Alan Greenspan has pulled off many an economic miracle as chairman of the Federal Reserve Board.
Remember the Crash of '87, when, as the newly minted Fed chief, Greenspan stepped off an airplane in Dallas to learn that the Dow had dropped 508 points? He averted a crisis by boosting liquidity, and the expansion continued for another three years.
In 1994, with the U.S. economy accelerating and inflation worries spiraling, the Greenspan-led Fed boosted interest rates enough to engineer a "soft landing" - and in 1995 the central bank cut rates fast enough and deep enough to avert a recession and continue the expansion.
And in 1998, when the so-called "Asian contagion" and the collapse of the Long Term Capital Management Hedge Fund threatened to swamp the U.S. economy, Greenspan worked his economic magic yet again. The Fed reduced interest rates three times in a short stretch, dodging still another recessionary bullet and ultimately nurturing the expansion into record territory.

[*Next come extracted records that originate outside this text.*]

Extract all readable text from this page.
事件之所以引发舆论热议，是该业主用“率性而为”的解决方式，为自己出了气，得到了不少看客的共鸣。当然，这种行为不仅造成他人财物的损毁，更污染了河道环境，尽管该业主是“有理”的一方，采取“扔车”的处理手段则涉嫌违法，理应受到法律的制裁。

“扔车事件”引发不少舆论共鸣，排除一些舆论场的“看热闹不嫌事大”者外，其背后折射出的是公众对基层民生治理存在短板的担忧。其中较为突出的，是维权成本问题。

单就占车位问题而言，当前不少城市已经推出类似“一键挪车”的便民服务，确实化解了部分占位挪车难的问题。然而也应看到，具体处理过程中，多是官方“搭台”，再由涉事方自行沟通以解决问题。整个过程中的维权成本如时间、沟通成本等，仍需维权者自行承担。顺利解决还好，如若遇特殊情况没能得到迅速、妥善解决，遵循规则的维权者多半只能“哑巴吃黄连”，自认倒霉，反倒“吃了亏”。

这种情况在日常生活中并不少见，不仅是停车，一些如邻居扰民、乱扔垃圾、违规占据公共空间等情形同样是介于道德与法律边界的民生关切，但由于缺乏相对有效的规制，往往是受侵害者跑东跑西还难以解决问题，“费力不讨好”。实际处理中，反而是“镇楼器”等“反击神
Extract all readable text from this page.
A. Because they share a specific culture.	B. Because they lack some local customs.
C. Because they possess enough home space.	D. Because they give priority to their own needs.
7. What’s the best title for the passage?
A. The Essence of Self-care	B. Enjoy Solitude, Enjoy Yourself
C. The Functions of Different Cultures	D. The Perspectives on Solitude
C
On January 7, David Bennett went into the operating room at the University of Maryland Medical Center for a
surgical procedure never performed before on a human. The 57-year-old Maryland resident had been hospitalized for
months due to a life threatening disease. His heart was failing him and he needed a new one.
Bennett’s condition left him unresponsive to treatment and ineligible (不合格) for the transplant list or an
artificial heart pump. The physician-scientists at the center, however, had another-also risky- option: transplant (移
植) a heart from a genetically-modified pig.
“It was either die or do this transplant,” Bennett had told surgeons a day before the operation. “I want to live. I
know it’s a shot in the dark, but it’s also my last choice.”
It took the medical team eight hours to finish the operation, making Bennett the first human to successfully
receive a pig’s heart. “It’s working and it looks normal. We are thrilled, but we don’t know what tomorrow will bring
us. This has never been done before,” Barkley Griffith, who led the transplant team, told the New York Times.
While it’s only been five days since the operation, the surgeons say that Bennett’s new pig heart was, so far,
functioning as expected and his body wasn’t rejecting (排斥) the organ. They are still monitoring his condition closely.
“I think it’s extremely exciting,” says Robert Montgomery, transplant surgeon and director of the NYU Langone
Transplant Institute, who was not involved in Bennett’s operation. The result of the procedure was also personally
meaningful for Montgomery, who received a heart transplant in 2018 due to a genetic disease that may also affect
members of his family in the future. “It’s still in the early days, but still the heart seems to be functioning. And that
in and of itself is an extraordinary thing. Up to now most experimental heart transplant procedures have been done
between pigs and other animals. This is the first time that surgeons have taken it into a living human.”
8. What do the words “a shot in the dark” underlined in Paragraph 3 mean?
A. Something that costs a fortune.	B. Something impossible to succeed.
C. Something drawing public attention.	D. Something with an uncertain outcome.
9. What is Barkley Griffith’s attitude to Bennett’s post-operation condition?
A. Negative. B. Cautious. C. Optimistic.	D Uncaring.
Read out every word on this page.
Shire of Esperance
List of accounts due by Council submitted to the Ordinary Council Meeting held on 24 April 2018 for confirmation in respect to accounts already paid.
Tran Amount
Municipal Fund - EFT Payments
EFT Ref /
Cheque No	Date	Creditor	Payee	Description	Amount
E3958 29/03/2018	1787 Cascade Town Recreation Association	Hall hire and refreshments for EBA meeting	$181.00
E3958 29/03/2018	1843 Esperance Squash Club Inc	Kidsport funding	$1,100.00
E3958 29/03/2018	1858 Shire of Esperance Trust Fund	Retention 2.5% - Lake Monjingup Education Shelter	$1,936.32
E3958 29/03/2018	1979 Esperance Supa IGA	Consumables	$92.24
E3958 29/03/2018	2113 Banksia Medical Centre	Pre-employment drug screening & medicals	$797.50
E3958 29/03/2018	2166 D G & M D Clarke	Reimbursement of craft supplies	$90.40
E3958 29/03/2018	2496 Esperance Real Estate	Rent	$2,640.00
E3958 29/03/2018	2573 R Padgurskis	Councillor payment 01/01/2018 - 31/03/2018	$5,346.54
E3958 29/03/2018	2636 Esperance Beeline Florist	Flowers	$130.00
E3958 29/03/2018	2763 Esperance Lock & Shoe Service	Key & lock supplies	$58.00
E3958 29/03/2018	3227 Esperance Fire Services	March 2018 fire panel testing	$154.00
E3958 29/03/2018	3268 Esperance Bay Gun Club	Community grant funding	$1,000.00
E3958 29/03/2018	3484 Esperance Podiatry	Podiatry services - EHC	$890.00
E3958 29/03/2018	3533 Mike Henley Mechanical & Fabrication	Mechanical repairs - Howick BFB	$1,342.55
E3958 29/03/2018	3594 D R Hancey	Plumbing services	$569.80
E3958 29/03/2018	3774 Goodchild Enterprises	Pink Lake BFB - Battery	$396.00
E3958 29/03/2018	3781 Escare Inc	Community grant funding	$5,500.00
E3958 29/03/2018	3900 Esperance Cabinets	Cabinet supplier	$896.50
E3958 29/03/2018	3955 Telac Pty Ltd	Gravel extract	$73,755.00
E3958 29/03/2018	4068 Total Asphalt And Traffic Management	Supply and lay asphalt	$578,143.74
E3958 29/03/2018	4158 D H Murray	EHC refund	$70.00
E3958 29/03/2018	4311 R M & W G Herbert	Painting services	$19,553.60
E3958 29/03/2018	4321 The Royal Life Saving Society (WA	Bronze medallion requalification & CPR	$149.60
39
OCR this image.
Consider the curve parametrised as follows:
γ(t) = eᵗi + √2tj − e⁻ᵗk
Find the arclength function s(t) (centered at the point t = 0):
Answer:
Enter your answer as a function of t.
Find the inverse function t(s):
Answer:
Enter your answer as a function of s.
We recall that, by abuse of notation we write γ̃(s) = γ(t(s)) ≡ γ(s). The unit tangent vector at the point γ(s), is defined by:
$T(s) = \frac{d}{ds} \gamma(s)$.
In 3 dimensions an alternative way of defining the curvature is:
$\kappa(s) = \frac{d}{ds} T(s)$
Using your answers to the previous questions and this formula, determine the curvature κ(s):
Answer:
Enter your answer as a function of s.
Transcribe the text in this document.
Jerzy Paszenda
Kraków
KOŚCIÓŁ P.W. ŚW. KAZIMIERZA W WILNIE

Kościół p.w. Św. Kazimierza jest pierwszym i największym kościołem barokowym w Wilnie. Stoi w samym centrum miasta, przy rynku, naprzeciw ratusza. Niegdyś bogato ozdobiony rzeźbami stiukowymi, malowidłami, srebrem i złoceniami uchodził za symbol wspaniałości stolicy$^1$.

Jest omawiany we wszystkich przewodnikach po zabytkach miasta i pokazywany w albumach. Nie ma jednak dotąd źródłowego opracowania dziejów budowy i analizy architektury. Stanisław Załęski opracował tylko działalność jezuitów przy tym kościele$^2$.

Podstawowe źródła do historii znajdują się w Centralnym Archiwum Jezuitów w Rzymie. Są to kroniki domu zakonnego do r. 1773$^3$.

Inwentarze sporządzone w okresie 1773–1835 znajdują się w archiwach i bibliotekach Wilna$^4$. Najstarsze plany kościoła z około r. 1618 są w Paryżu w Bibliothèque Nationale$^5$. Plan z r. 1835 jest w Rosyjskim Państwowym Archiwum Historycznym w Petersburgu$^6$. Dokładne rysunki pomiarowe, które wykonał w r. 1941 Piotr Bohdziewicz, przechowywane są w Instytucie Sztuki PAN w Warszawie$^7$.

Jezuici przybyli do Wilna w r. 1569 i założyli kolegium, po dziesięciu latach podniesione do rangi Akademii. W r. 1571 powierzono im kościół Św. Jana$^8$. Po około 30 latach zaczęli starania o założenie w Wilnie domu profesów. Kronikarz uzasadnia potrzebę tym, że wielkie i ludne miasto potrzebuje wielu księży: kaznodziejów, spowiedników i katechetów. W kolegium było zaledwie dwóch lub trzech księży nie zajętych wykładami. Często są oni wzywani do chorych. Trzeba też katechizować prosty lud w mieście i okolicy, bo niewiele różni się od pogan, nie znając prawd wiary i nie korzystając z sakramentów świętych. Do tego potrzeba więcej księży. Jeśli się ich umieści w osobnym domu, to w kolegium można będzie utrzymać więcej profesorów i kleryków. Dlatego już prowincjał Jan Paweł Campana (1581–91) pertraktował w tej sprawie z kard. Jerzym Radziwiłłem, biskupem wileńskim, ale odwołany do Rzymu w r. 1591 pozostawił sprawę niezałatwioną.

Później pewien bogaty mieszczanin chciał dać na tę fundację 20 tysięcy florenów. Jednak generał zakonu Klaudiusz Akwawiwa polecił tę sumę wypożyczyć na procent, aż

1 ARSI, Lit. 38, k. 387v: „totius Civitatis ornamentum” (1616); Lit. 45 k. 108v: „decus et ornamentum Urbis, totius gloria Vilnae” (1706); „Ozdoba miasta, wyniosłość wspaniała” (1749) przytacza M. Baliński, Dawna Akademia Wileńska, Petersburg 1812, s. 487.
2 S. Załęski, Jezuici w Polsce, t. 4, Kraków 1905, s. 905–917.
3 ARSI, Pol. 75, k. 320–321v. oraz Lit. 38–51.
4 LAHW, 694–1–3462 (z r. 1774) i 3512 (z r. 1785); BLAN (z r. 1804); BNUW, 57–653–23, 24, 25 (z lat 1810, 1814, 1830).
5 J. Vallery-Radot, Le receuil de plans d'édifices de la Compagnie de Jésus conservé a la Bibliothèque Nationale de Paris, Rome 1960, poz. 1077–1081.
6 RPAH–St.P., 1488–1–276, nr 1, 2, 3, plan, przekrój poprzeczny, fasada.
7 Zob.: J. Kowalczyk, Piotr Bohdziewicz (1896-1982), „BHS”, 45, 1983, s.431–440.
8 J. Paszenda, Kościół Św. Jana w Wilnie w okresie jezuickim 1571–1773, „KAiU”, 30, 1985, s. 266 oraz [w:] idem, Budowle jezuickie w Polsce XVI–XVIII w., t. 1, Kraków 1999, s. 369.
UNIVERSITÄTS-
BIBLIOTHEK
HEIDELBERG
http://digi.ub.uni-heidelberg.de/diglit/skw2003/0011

And now another chapter of the Greenspan economy-management manual is being written. In hopes of slowing an economy whose breakneck growth pace was threatening to stoke inflation, the Fed boosted short-term interest rates six times from June 1999 to May 2000, and waited until this month to reverse course. Some economists and investment experts now fear that Greenspan was too aggressive in raising rates and waited to long to start cutting them.
The rate increases crushed stock prices, vaporized consumer confidence and took the economy from a 5.2 percent pace in the first half of last year to a 2.2 percent pace in the third quarter - and perhaps lower still in the fourth quarter.
"In hindsight, it's clear that the final interest-rate increases made in 2000 were overkill, given that inflation was in check, that consumer spending was beginning to slow and that employee cost indices were very, very benign," said Jonathan Murray, first vice president of investments for Legg Mason in Baltimore.
Only time will tell whether that overkill translates into the first U.S. recession since 1990-1991. Although recession talk first surfaced before a holiday shopping season that ultimately was quite lackluster, only in recent weeks have economists acknowledged any real chance of a recession.